All chili peppers originated in Central or South America. The Portuguese carried them first to Africa, then on to the Far East.
And then, in the 17th century, the Dutch muscled their way into the spice trade. The Dutch East India Company, the world's first multinational corporation, wanted a monopoly and literally murdered anyone who dared to resist.
"They essentially wipes out the entire nutmeg producing islands which are in the Far East - Indonesia," Krondl said.
Imagine, a genocide occurring over one of the ingredients in pumpkin pie!
So what exactly did people eat back then? Krondl showed Teichner the oldest known cookbook, kept at the New York Academy of Medicine. It's Roman, by Apicius.

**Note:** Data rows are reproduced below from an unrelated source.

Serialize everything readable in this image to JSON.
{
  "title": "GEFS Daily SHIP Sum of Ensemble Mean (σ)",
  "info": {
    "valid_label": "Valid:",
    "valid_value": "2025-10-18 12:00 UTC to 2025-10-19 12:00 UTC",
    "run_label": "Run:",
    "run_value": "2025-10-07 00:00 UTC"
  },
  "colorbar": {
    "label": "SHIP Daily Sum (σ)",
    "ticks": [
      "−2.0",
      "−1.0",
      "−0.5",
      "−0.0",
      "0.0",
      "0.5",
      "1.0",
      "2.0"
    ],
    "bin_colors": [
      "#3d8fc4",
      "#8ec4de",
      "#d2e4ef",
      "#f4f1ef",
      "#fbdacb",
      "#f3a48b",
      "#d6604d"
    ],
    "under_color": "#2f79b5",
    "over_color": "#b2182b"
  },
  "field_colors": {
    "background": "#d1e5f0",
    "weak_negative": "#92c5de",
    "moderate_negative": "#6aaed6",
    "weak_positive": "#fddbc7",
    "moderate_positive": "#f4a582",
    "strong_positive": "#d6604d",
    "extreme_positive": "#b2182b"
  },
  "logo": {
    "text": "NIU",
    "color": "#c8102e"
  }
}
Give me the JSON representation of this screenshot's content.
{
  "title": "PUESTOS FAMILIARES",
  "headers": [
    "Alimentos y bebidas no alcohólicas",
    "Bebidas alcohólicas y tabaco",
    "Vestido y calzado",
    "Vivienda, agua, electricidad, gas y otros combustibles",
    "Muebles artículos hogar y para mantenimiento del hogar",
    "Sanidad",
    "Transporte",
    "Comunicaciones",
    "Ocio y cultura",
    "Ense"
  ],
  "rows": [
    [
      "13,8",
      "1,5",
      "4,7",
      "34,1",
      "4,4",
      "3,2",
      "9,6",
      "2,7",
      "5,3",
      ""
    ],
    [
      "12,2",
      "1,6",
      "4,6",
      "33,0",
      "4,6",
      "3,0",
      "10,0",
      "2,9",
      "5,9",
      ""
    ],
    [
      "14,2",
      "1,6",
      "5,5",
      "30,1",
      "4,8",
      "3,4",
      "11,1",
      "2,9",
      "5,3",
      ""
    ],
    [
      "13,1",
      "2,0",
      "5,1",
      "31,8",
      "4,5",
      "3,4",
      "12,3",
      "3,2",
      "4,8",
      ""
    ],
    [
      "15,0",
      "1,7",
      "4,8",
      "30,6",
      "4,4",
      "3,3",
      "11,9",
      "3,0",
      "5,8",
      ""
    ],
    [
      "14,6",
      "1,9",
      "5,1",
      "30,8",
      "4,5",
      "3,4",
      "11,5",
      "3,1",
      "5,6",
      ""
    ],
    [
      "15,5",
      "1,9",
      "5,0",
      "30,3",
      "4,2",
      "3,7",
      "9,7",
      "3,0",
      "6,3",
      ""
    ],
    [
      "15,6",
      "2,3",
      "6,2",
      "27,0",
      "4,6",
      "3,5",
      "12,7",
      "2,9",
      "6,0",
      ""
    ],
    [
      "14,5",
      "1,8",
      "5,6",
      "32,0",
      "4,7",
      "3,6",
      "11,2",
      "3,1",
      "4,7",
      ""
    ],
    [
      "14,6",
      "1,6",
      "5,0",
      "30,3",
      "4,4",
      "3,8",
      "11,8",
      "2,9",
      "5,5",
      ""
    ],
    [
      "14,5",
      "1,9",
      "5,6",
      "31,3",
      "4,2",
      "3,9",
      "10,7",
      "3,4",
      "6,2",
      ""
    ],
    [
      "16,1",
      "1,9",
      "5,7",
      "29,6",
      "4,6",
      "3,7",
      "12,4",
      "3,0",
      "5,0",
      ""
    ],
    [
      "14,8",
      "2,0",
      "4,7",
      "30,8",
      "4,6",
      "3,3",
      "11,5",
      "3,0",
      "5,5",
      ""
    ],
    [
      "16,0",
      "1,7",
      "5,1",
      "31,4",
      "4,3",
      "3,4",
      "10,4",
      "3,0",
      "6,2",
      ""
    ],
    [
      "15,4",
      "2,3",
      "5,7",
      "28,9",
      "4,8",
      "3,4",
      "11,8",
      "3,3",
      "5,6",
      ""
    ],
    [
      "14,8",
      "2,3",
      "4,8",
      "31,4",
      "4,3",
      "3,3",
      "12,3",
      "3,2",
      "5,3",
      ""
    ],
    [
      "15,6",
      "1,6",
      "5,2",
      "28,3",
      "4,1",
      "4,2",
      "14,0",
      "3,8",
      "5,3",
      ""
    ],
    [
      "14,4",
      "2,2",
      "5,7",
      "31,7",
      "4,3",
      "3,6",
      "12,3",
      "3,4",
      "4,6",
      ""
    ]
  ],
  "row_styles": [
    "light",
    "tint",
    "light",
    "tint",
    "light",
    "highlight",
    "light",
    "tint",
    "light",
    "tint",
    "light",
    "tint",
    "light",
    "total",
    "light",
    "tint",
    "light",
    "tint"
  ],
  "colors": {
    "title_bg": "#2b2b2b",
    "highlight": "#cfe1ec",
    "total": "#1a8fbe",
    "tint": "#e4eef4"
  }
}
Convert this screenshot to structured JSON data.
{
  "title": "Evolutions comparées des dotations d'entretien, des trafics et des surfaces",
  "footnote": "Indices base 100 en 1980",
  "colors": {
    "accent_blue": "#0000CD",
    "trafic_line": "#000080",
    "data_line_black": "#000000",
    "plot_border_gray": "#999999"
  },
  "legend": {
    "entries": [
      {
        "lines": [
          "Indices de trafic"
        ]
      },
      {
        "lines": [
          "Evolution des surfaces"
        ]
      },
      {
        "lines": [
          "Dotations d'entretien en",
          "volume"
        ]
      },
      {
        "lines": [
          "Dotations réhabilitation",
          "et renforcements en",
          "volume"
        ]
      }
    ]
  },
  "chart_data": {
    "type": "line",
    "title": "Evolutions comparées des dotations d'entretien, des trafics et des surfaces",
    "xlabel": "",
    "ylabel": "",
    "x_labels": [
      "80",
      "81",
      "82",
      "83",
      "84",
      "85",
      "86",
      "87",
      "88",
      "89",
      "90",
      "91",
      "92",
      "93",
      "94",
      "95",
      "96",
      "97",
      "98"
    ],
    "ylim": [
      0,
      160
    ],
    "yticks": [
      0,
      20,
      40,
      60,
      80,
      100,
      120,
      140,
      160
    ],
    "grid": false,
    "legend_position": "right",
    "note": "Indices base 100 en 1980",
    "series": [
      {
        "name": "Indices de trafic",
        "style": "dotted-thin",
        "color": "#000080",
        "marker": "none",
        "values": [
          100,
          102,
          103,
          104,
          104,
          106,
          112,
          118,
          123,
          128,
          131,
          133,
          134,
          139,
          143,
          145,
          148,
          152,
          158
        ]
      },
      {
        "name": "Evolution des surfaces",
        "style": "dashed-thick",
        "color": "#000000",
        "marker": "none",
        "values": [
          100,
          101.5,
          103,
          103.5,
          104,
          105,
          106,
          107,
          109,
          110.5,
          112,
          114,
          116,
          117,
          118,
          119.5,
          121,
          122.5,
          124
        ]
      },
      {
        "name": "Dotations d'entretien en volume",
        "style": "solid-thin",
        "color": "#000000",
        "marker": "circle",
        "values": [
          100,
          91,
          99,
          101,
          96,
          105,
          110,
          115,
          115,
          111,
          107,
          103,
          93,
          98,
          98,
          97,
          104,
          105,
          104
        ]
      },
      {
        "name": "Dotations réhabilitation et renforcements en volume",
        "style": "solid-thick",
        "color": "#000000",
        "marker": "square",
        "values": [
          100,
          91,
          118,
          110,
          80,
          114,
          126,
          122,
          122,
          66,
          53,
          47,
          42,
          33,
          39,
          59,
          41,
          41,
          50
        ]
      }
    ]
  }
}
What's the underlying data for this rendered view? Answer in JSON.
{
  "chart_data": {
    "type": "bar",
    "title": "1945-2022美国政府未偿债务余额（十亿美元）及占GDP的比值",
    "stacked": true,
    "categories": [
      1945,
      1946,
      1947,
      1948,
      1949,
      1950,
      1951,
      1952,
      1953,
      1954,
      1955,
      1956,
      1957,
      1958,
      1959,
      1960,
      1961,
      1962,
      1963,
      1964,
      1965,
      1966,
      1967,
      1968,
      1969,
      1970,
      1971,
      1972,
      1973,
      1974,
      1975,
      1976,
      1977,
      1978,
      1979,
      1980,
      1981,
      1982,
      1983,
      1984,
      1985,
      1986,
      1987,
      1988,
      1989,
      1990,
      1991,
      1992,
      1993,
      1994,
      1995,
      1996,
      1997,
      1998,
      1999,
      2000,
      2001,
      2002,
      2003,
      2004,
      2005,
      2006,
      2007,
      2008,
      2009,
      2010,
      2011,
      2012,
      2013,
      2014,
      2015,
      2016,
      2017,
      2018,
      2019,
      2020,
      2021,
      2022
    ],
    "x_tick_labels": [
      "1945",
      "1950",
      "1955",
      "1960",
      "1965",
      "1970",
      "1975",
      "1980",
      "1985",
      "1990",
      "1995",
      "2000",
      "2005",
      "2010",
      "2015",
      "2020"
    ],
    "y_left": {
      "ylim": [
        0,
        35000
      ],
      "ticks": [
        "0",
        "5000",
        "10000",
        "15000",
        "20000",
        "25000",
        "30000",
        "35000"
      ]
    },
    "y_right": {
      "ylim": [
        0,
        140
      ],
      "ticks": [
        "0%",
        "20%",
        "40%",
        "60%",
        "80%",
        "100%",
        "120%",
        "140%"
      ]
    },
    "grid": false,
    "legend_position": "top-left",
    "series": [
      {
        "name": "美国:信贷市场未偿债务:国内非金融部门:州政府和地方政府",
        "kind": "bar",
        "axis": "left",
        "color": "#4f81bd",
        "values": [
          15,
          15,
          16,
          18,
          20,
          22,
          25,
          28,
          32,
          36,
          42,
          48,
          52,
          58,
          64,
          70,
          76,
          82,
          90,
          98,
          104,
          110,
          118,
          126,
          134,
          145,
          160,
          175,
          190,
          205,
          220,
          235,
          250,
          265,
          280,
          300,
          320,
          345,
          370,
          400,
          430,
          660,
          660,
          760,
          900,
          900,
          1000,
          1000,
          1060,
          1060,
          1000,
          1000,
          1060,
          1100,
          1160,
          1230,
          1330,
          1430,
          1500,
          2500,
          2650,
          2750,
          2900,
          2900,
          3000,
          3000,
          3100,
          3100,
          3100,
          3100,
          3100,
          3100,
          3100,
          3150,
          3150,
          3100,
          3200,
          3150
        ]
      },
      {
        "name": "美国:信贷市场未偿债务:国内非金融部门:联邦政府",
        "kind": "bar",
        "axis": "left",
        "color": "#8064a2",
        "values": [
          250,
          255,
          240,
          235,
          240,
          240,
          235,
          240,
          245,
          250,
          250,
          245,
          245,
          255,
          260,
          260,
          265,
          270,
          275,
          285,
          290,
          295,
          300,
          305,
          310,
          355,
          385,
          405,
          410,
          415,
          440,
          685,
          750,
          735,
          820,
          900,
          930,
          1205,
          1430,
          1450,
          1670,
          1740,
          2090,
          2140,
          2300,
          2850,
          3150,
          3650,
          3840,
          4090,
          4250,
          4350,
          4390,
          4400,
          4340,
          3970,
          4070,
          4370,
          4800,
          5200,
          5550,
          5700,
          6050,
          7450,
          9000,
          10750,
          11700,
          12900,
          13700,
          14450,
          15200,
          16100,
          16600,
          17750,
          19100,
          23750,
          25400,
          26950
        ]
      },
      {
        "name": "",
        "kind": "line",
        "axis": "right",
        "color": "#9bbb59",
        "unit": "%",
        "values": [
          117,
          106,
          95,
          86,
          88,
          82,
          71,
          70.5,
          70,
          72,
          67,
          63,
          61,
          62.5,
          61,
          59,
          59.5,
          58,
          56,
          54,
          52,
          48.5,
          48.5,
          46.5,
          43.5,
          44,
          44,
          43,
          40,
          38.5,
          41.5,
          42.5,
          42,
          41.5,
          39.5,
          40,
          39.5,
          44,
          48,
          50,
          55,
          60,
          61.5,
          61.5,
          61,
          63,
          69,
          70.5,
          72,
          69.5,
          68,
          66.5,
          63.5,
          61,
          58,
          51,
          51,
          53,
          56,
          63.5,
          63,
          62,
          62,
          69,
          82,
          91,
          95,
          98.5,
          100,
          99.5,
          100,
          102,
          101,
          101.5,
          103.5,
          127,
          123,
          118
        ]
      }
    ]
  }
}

"The Romans ate a lot of pork. That was their big favorite and they mostly seasoned it with a kind of fish sauce, something called liquimen, and they seem to have used a lot of pepper," he said.
The invention of the printing press in 1440 meant mass-produced cookbooks, and new fashions in food.
"By the late Middle Ages and the Renaissance, you have a highly developed cuisine that depends on mostly sweet spices. Cinnamon is the spice of the Renaissance," Krondl said.
Why, one might ask, cookbooks in a medical library? Spices were often sold as medicine. They still are.
"Cloves are filled with something called mouginol which is an anesthetic," Krondl said. "In olden times, particularly in the Middle Ages, cloves were considered to be a powerful aphrodisiac."
Not all the supposed benefits are bogus.
"Recently they've been doing very serious studies and have discovered that there is something in pepper, something called pepperine, that makes drugs more effective," he said. "Turmeric is this fabulous yellow spice; it's what makes curry powder yellow. They're finding in mice that it shrinks back cancer tumors, breast cancer tumors."
But watch out for nutmeg!
"It's a hallucinogen. If you eat enough of it, you will actually start tripping," Krondl said. "There are apparently some very nasty side effects, I should warn everybody."
And in a Manhattan spice store we discovered a secret: the truth about cinnamon. When people buy cinnamon in the supermarket, what they are really getting is a related spice, called cassia.
Who knew? And who knew spice consumption would more than double over the last 20 years in the U.S.? It seems our appetites are becoming as global as the spice trade.